The Realities of Asthma and Pregnancy

MAY 04, 2018
Jeannette Y. Wick, RPh, MBA, FASCP
Chronic disease is a concern in women of childbearing age who wish to conceive. Obstetricians and general practitioners most often field questions from women who have asthma, as this condition is more common than most other chronic conditions in young people. Numerous researchers have investigated concerns, and tried to clarify expectations about asthma's course in pregnant women. Researchers' estimates of how many women decompensate during pregnancy have been variable.

The journal Allergy, Asthma & Clinical Immunology has published a new study that takes another look at pregnancy in women diagnosed with asthma. Until now, clinicians have generally believed that about 1/3 of women who have asthma will have a worsening disease course during pregnancy. This study suggests that estimate is significantly higher than the reality.

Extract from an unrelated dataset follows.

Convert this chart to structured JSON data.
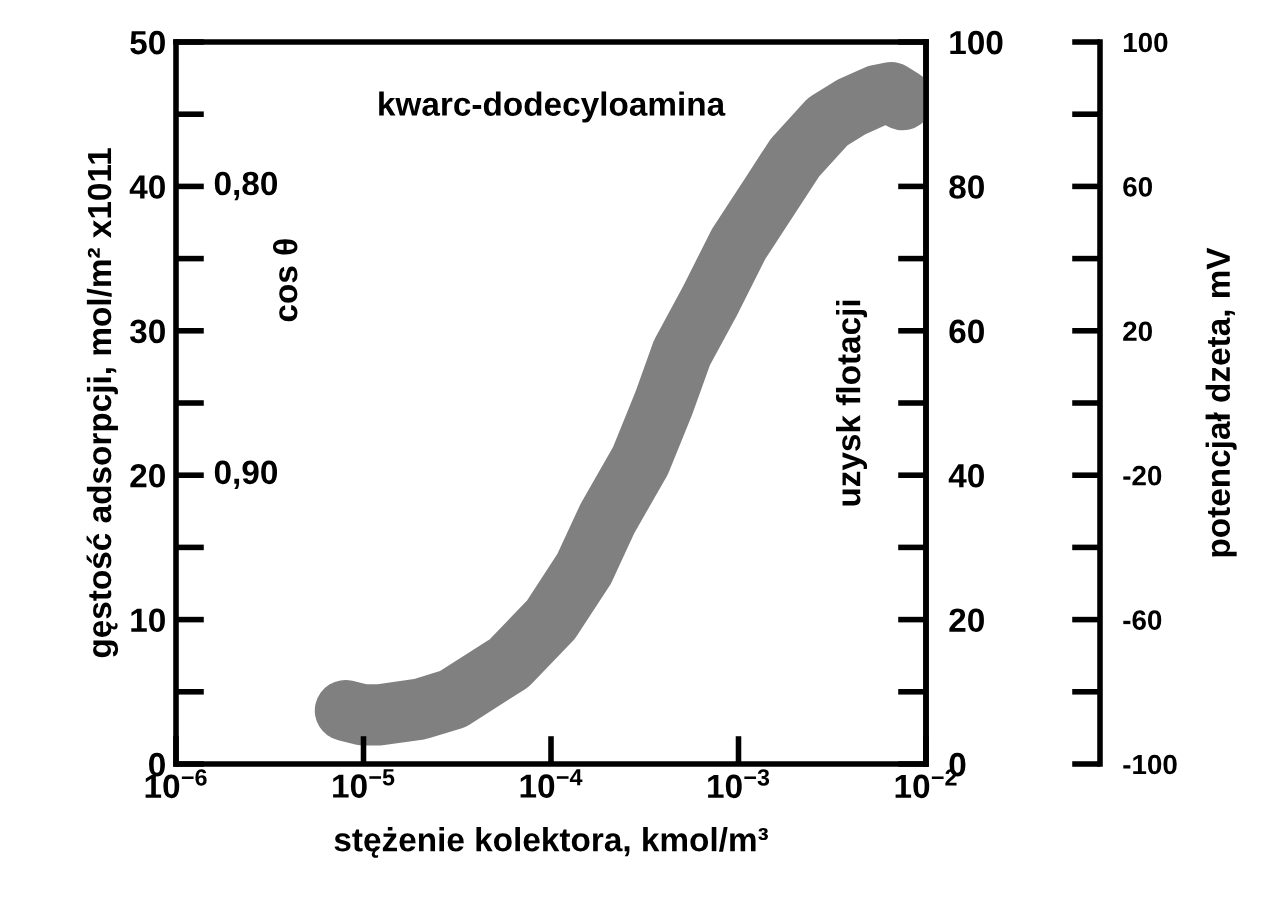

These researchers looked at data belonging to more than 1,300 women, and found that 92 of them had conceived. They examined medical records, and found that 16 women worsened, 31 remained unchanged, and 25 improved. Based on this data, they indicate that slightly less than 19% of women experienced worsening asthma during pregnancy.

These researchers also documented a relationship between asthma severity and worsening asthma during pregnancy. Women who had the most severe asthma were most likely to experience worsening even if they were adherent to their medications. In addition, individuals who experienced rhinitis as a co-occurring symptom were also at increased risk for worsening.

Studies have associated asthma exacerbations with increased risk of preterm delivery, low birth weight, preeclampsia, and Cesarean delivery.

Of importance in the pharmacy is the fact that more than 1/3 of women appear to discontinue their asthma medications during pregnancy. Many of these women do so without consulting healthcare providers. In addition, approximately half of pregnant women with asthma are nonadherent to controller medications.

Certainly these two facts—medication discontinuation, and medication nonadherence—can, and do contribute to worsening asthma. Pharmacists need to be vigilant for patients diagnosed with asthma who become pregnant, and provide counseling, and encouragement to ensure they maintain medication adherence.


Reference

Grosso A, Locatelli F, Gini E, et al. The course of asthma during pregnancy in a recent, multicase-control study on respiratory health. Allergy Asthma Clin Immunol. 2018 Apr 17;14:16.